CO-AUTHORED BY REBECCA COHEN
Dear Governor Cuomo:
Like you, we are the parents of three daughters. Walking the streets of New York, they tell us they are catcalled, leered at and objectified. Last year, one of them was groped by a stranger on the street. In high school and college, they are highly likely to experience unwanted sexual advances.
The last place we imagined our daughters would be objectified would be while riding the New York City subway to school. There are three ads currently on display from Doctor's Plastic Surgery -- one more offensive than the other.
In one of these ads a young woman making a sad face holds two oranges in front of her breasts. Next to her stands the same woman, but this time she is beaming ear to ear. Why? She is now holding two grapefruits in front of her breasts; she is the happy recipient of breast augmentation surgery by the crass medical group that paid for this public ad seen by millions of subway riders.
Would you and the MTA allow an ad with a young man making a sad face while holding a cucumber in front of his penis next to the same man making a happy face while holding a large banana in front of his penis?
We think not.
I doubt we are the only parents in New York whose blood boils every time we're standing in a cramped subway car in front of sexist "breast augmentation" ads? Most men in New York either have daughters or nieces or sisters or wives or girlfriends whose daily commute is subject to this body-shaming image.
Governor Cuomo, we know this situation has upset you in the past. In April 2014, your former aide, Howard Glazer, sent a pointed note to MTA Chairman Tom Prendergast on your behalf objecting to a similar ad. "Made in New York" (which was emblazoned across a woman's oversized breasts) was another augmentation ad that featured oversized cleavage as a desirable outcome.
Your aide's letter to the MTA read: "In response to a query from our office, the MTA advised that such ads fall within the MTA's written standards for advertising. With all due respect, we suggest those standards need to be revisited...Tens of thousands of children ride the subway every day to get to school...The public has a right to expect that the MTA will strive for a family-friendly environment."
MTA spokesman Adam Lisberg said then that the agency would look into the governor's request. "The MTA understands the concerns that Governor Cuomo and other parents have raised about this advertisement and about maintaining a family-friendly environment on our trains and buses. We will revisit our standards for advertisements and our process for reviewing them."
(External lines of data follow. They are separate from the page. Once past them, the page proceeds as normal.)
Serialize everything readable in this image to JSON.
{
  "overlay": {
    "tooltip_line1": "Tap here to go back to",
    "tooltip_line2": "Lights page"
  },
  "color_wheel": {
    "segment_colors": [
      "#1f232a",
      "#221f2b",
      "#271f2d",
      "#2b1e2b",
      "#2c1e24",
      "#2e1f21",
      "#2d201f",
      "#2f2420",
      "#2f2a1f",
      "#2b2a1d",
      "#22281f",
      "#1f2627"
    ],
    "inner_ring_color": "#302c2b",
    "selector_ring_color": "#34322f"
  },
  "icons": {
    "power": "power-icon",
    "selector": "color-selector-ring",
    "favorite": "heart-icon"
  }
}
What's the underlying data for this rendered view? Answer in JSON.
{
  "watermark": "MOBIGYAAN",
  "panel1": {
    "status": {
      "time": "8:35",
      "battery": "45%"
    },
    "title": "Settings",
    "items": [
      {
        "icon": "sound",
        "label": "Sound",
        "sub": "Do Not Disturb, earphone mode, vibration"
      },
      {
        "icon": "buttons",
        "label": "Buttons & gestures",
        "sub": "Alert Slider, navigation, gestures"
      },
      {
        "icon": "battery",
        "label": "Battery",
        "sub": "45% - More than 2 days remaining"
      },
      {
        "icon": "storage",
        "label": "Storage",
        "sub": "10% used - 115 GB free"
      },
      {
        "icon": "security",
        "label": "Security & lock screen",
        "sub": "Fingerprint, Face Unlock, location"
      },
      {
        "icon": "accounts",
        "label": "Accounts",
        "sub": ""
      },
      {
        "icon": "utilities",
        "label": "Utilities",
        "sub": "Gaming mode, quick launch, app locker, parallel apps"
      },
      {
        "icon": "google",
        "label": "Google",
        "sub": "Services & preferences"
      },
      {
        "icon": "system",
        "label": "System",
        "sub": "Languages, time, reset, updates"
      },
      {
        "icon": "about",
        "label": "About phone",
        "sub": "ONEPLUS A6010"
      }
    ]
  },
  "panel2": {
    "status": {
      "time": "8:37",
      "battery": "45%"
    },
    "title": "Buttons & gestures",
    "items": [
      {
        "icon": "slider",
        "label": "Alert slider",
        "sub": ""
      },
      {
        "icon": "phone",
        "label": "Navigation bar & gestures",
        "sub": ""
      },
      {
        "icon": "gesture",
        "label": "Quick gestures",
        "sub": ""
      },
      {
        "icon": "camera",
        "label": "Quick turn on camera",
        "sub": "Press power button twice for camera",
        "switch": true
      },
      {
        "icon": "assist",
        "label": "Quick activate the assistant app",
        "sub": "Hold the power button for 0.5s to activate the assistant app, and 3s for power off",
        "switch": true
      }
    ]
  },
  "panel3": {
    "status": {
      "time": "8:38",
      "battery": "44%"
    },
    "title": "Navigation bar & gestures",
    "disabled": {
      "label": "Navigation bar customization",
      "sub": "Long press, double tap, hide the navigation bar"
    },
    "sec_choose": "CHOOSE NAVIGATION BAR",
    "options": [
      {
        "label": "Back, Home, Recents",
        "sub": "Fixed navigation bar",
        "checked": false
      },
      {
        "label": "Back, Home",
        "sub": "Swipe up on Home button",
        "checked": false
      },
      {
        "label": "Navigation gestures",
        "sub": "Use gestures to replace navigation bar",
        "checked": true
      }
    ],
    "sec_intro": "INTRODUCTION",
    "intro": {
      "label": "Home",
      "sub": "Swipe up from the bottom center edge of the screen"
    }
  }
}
That was almost two years ago.
When we recently wrote to the MTA to complain about the offensive "breast augmentation" ads, an MTA employee wrote back that "because of the First Amendment" the state agency cannot make guidelines to reject ads that are offensive or demeaning unless it would "imminently incite or provoke violence."
Governor Cuomo, you have the power to change this clearly mistaken MTA policy.
If an ad demeaning to men were to be submitted for display in New York City subways or buses, we have no doubt that it would wisely be rejected by the MTA.
Why are ads demeaning to women any different?
Your instinct two years ago, when you had one of your aides question this sexist ad campaign, was absolutely correct. We are not sure why you backed down so quickly.
We know that in 2014 you were busy running for re-election and starting the Women's Equality Party (WEP), which delivered more than 50,000 votes in your victorious campaign.
Now it is time to stay true to your beliefs and do the right thing. Tear down those sexist ads on the subway.
We know you can do it, Governor. If nothing else, do it for your daughters. And ours.
Tom Allon and Rebecca Cohen
Rebecca Cohen is a writer of plays, poetry and opinion pieces. She is the mother of a teenage girl and lives in Brooklyn.